Date Published: June 29, 2017
Publisher: Public Library of Science
Author(s): Jason Chan, David R. Mack, Douglas G. Manuel, Nassim Mojaverian, Joseph de Nanassy, Eric I. Benchimol, Neil R. Smalheiser.
Celiac disease (CD) is a common pediatric illness, and awareness of gluten-related disorders including CD is growing. Health administrative data represents a unique opportunity to conduct population-based surveillance of this chronic condition and assess the impact of caring for children with CD on the health system.
The objective of the study was to validate an algorithm based on health administrative data diagnostic codes to accurately identify children with biopsy-proven CD. We also evaluated trends over time in the use of health services related to CD by children in Ontario, Canada.
We conducted a retrospective cohort study and validation study of population-based health administrative data in Ontario, Canada. All cases of biopsy-proven CD diagnosed 2005–2011 in Ottawa were identified through chart review from a large pediatric health care center, and linked to the Ontario health administrative data to serve as positive reference standard. All other children living within Ottawa served as the negative reference standard. Case-identifying algorithms based on outpatient physician visits with associated ICD-9 code for CD plus endoscopy billing code were constructed and tested. Sensitivity, specificity, PPV and NPV were tested for each algorithm (with 95% CI). Poisson regression, adjusting for sex and age at diagnosis, was used to explore the trend in outpatient visits associated with a CD diagnostic code from 1995–2011.
The best algorithm to identify CD consisted of an endoscopy billing claim follow by 1 or more adult or pediatric gastroenterologist encounters after the endoscopic procedure. The sensitivity, specificity, PPV, and NPV for the algorithm were: 70.4% (95% CI 61.1–78.4%), >99.9% (95% CI >99.9->99.9%), 53.3% (95% CI 45.1–61.4%) and >99.9% (95% CI >99.9->99.9%) respectively. It identified 1289 suspected CD cases from Ontario-wide administrative data. There was a 9% annual increase in the use of this combination of CD-associated diagnostic codes in physician billing data (RR 1.09, 95% CI 1.07–1.10, P<0.001). With its current structure and variables Ontario health administrative data is not suitable in identifying incident pediatric CD cases. The tested algorithms suffer from poor sensitivity and/or poor PPV, which increase the risk of case misclassification that could lead to biased estimation of CD incidence rate. This study reinforced the importance of validating the codes used to identify cohorts or outcomes when conducting research using health administrative data.

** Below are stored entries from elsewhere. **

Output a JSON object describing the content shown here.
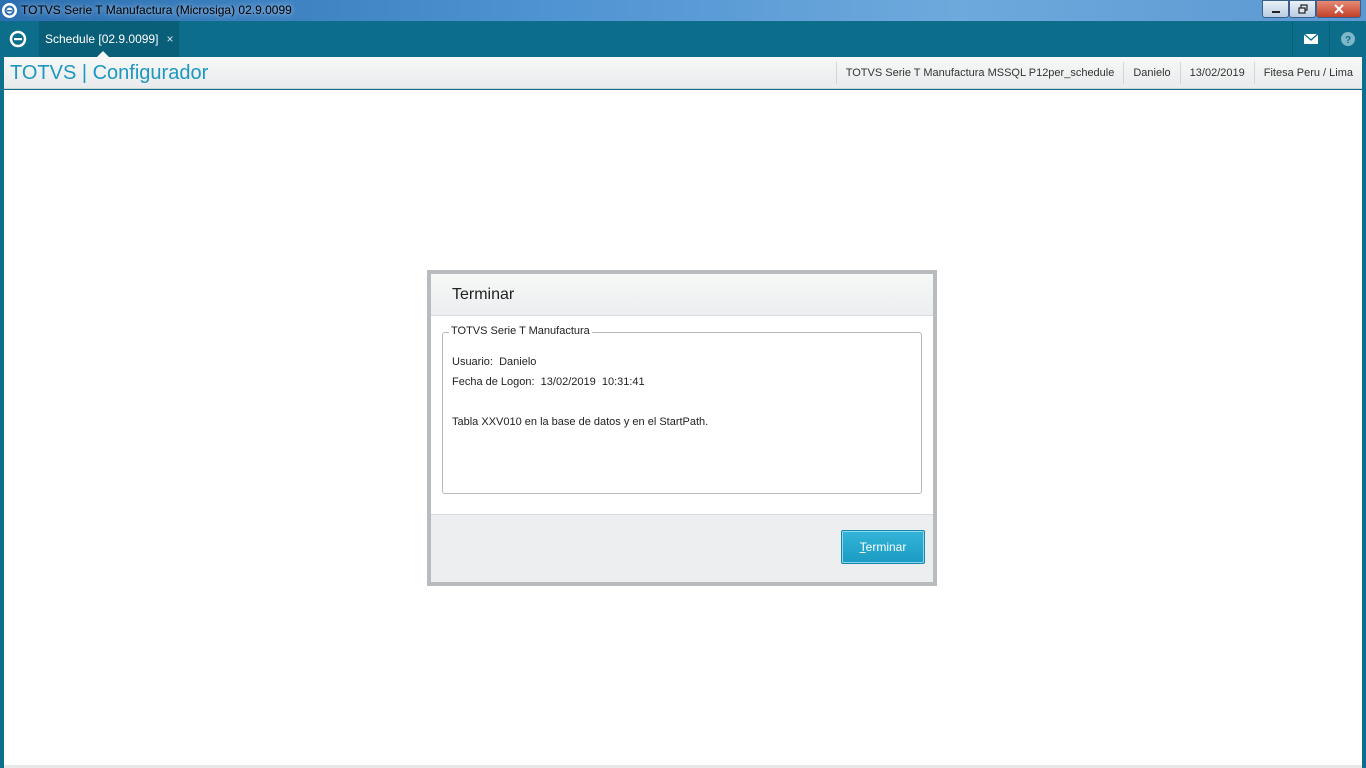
{
  "window": {
    "title": "TOTVS Serie T Manufactura (Microsiga) 02.9.0099"
  },
  "tabbar": {
    "tab_label": "Schedule [02.9.0099]",
    "tab_close": "×"
  },
  "header": {
    "brand": "TOTVS | Configurador",
    "environment": "TOTVS Serie T Manufactura MSSQL P12per_schedule",
    "user": "Danielo",
    "date": "13/02/2019",
    "branch": "Fitesa Peru / Lima"
  },
  "dialog": {
    "title": "Terminar",
    "group_label": "TOTVS Serie T Manufactura",
    "user_line": "Usuario:  Danielo",
    "logon_line": "Fecha de Logon:  13/02/2019  10:31:41",
    "message": "Tabla XXV010 en la base de datos y en el StartPath.",
    "button_accel": "T",
    "button_rest": "erminar"
  },
  "colors": {
    "accent": "#0c6e8a",
    "brand_text": "#1c98c0",
    "button": "#1a9bc3"
  }
}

Celiac disease (CD) is an autoimmune condition characterized by enteropathy resulting from exposure and immune response to gluten, a protein commonly found in wheat, rye, and barley.[1, 2] Once considered a rare disease, CD is now regarded as one of the most common autoimmune disorders, with an estimated prevalence of 1–3% in the overall population and 0.3 to 1.0% among the pediatric population.[3–6] Most studies of the epidemiology of CD were conducted in Europe, with incidence estimated between 2 and 54 cases per 100,000 patient-years (PY).[7–10]
The current study evaluated the feasibility of using health administrative data to capture children with biopsy-proven CD, and explored the trends in the use of CD diagnostic codes in these data over the past two decades in Ontario. Our findings demonstrated that Ontario health administrative data is suboptimal for accurate classification of biopsy-proven CD among children, at least with currently available data structure comprising mostly outpatient physician bill coding and hospitalization data. All of the algorithms derived in the study suffered from low sensitivity, and/or low PPV. We applied two of the test algorithms to the Ontario health administrative data to illustrate the effect of using algorithms for incidence rate estimation. The OHIP-based and SDS-based algorithms, differing by the source of their endoscopy procedural code, both detected an increased trend in health services use associated with CD diagnostic code during the study time period. This likely reflects increased health services utilization for CD and gluten-related disorders. However, due to the suboptimal accuracy of the two algorithms, we cannot make firm conclusions regarding the trends in pediatric CD incidence over the past two decades in Canada.
In summary, the algorithms derived to identify children with biopsy-proven CD from within Ontario health administrative data demonstrated suboptimal performance. However, there was a clear and significant increase in the use of CD diagnostic codes by Ontario physicians. This study demonstrated the limitations of using health administrative data to derive a cohort of children with CD. Not all diseases can be accurately identified using health administrative data codes. Our study emphasizes the importance of evaluating the accuracy and completeness of codes/algorithms used to identify patients from within health administrative data in order to reduce error potentially resulting in misclassification bias.